To be sure, I had an atypical upbringing. Only a small percentage of the world’s people have traveled abroad, although that varies a tremendous amount by country and by income, and an even smaller percentage, less than four percent, actually migrate from their country of birth. My family were serial migrants, but we migrated by choice. Nowadays, sadly, too much migration is driven by stark necessity, with some 130 million refugees and asylum-seekers forcibly displaced by war, ethnic or religious persecution, climate catastrophe, famine, economic collapse. Some of the refugees are internally displaced, forced to move out of their homes within their own country, while others must make long, dangerous treks over land and sea in search of a safe haven. Still others are stateless in a world organized on the basis of nation-states, without even the protection of a passport.
The number of displaced people at home and abroad is growing year by year, and a shocking number of them are forced to live in refugee camps or on the streets. At the end of 2023, there were more than 653,000 homeless people in the United States, with tent cities proliferating nationwide. In January, 2024, Los Angeles County alone recorded more than 75,500 people as homeless on any given night. Worldwide, there were about 6.6 million people living in refugee camps. Some 880,000 Rohingya refugees from Myanmar live in Kutapalong in Cox’s Bazar, Bangladesh, the largest refugee camp in the world.

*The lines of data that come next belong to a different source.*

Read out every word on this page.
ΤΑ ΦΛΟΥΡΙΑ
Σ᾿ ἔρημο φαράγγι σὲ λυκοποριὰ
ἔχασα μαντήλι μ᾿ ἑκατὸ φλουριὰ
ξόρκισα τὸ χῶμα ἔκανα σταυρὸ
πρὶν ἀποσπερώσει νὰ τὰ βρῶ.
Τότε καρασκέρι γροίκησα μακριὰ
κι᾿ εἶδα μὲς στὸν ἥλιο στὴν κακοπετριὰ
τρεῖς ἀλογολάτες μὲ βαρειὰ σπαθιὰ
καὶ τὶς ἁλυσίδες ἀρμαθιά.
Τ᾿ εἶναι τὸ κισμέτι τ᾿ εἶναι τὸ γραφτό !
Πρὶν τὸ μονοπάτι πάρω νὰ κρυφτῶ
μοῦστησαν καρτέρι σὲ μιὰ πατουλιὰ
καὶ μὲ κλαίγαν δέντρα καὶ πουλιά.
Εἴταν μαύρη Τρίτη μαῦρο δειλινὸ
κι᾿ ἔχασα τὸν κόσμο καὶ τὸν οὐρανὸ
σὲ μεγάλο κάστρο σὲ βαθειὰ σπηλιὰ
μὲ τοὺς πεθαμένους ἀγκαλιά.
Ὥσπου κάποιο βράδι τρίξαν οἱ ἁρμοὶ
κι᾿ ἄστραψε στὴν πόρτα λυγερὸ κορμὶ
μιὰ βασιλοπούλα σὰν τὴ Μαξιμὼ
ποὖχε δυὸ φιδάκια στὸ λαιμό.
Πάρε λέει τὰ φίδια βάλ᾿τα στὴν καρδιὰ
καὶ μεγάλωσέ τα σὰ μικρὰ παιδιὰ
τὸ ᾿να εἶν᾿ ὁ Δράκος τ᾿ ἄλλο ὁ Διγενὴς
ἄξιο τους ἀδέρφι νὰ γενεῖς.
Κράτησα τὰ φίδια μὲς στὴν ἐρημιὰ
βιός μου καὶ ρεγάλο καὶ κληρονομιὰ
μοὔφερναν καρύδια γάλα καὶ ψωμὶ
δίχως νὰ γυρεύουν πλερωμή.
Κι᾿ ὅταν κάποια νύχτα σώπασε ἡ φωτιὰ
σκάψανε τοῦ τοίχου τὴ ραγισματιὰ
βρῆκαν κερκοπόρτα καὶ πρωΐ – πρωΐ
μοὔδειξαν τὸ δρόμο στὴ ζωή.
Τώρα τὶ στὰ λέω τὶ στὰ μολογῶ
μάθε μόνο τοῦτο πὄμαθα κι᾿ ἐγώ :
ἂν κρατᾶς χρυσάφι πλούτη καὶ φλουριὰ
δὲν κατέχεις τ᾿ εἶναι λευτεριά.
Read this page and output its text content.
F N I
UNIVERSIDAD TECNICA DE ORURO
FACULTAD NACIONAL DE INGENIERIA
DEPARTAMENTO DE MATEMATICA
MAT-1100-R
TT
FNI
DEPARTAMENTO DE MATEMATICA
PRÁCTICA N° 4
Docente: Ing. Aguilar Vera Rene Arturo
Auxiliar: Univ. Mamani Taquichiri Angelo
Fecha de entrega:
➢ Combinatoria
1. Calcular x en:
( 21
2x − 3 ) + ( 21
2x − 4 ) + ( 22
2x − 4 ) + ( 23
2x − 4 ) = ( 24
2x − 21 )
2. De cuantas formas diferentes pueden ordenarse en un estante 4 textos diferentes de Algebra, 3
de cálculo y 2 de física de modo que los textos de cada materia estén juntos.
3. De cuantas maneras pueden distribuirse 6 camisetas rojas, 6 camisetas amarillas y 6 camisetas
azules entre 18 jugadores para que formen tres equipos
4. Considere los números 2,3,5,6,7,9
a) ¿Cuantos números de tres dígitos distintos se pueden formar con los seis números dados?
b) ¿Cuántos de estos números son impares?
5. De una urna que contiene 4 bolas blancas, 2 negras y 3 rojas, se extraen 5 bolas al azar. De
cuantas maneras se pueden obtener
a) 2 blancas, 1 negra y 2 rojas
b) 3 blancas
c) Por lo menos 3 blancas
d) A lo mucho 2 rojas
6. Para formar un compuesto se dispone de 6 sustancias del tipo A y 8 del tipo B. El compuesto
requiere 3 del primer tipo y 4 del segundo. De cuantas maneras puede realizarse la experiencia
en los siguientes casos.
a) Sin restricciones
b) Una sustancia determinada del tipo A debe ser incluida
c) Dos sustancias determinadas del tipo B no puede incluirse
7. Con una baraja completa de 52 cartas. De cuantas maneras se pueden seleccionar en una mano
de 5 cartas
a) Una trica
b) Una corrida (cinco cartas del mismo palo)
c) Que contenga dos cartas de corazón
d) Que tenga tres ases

Most recently, the world’s eyes have been fixed on Gaza, where Israel’s five-month assault by air and land since the October 7th, 2023 Hamas attack on Israel has driven 85% of the population—nearly 1.9 million people who were already refugees—from their homes, and displaced them again and again as they continue to be bombarded. The population of Rafah, a town in southern Gaza, has swelled from 280,000 to 1.5 million as desperate Palestinian refugees struggle to survive in makeshift tent cities without electricity, running water, or health facilities, and with starvation and another ground invasion looming.
In my small town in Western Massachusetts, I am privileged to have a home, heat in the winter, electricity, hot running water, and complete food security. But still, there are nearly 3,500 people without homes in my county and the two counties adjacent to mine. We are not immune to global forces either. Refugees—from Syria, Afghanistan, Ukraine, Haiti—are seeking housing and employment in our region. Americans may try to shut out these global displacements, but it is nigh-impossible to do so, unless they are prepared to shut themselves up indefinitely in walled, gated, heavily armed fortresses. To the extent that we attempt to shut them out, we are no better than the armed vigilantes who patrol the southern borders in Texas or the current candidate for President who refers to refugees and asylum seekers as “vermin” that seek to “contaminate our blood.”
The pervasiveness of this mentality, even in my liberal college town which is one of eight sanctuary cities in our state and has long been engaged in international affairs, was brought home to me during a recent campaign I worked on to pass a town council resolution in support of a ceasefire in Gaza. I was bewildered to be faced, again and again, by elected councilors and fellow residents saying that it was not appropriate for the council to engage with global issues that had no bearing on or connection to our town. Really? In this day and age? Is there anything anymore that is not global?
We may not be living in tents—at least, not yet—but the winds of the world are blowing through our communities nonetheless.